Not for the first time it is surely legitimate to wonder just how Pep Guardiola, however dazzlingly successful at Barcelona, will adjust to a completely different football philosophy.

Is Heynckes determined to live in honourable retirement or would he be prepared to join some other leading club albeit in another country?

It seems now that his old club Real Madrid may want Heynckes back. How splendidly ironic if they do; while Bayer take Barcelona’s Guardiola.

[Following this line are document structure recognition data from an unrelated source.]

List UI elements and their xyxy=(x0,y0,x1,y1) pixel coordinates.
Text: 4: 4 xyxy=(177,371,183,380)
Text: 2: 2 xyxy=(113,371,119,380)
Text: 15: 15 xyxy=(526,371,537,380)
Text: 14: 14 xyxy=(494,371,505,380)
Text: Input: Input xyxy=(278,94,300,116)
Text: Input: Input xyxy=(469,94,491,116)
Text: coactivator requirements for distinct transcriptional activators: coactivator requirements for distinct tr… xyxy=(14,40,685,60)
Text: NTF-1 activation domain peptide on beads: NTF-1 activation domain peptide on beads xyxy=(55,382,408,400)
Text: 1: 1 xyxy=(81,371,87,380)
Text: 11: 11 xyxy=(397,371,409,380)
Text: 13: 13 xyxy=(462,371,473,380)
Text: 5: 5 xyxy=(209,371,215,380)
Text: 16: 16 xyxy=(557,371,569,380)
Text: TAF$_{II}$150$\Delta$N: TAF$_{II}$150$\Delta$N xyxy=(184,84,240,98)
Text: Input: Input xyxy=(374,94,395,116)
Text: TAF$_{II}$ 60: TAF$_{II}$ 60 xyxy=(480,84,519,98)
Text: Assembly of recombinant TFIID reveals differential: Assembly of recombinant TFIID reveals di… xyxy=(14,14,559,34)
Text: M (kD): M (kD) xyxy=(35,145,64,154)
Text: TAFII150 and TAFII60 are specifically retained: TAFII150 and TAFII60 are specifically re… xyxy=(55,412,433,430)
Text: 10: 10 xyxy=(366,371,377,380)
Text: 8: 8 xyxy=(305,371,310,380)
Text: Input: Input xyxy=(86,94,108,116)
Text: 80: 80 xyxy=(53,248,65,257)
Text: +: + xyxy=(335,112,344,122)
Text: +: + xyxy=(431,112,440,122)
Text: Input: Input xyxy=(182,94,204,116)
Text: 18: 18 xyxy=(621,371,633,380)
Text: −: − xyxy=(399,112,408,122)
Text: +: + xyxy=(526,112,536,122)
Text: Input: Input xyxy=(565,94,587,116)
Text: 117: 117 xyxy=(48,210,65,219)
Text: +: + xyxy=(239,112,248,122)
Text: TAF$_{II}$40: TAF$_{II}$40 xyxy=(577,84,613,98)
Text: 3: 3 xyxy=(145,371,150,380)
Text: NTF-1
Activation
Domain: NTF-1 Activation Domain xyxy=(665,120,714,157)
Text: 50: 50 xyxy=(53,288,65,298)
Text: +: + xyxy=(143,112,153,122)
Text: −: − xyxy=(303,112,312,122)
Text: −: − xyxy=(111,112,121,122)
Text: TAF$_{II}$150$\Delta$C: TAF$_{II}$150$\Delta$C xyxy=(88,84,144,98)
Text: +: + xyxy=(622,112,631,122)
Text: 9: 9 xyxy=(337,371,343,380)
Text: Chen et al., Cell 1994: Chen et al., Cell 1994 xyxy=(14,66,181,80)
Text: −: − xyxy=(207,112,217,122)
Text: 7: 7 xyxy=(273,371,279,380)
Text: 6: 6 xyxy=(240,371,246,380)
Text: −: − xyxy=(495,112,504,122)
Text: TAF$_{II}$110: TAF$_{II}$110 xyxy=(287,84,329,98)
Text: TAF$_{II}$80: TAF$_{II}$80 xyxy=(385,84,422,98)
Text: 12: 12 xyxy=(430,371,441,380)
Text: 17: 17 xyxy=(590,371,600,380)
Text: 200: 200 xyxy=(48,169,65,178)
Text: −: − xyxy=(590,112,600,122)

Were Bayer lucky at Wembley? Certainly many a referee would have sent the ever elusive and impressively industrious Franck Ribery off for that flailing elbow, while Dante somehow escaped expulsion despite giving away that clumsy penalty having previously been quite properly booked for a crude foul. Overall, in an era when major defences give so little away, it was astonishing to see both teams, Dortmund initially, Bayern as the game went on, make so many chances.

In most of the first half it was Manuel Neuer, Germany’s present number one, who was consistently denying Dortmund. Subsequently, the 32-year-old Roman Weidenfeller, who has now been with Borussia for 11 years, who made a catalogue of fine saves from Bayern’s attack. In which Arjen Robben should have scored more than once, long before he so skilfully picked his way clear to score that breathless late winner. In the first half, wanting to use his formidable left foot rather than his right, he got in a hopeless tangle. He was operating, as he chiefly does, on the right flank then, but later in the game went out on the left, with deadly ultimate effect.

Ribery, who could have gone off for that swinging elbow, unselfishly and diligently often dropped back on the left flank to help his defence. While Dortmund, deprived of the injured Mario Gotze, whom Bayern will now deprive them of permanently, have a shining youngster in the just 23-year-old Marco Reus, fleet-footed, elusive and so penetrative in attack. Bayern, on the face of it, hardly need reinforcing in attack, but their huge wealth enables them to pillage the likes of Dortmund.

Amidst the welter of eulogies for the retiring Air Alex Ferguson, with many a mention of his so-called hair dryer, one wise columnist pointed out that he used it selectively; never on the likes of Eric Cantona or Roy Keane. To which it might be answered that Cantona especially needed with his explosive, sometimes violent temperament, extremely careful handling, which he had clearly not fully received at Leeds under Howard Wilkinson; hence the bargain million pound move to Old Trafford.

As for Keane, remember what happened in training camp on the island of Saipan, just before the 2002 World Cup began. With good reason, Keane complained about the facilities. Manager Mick McCarthy was unwise enough to rebuke him in front of his team-mates, provoking a predictably ferocious outburst and the departure of a man who might have helped Ireland to make still greater progress than they estimably did in that tournament.

Sometimes, surely, discretion is the better part of…hair drying.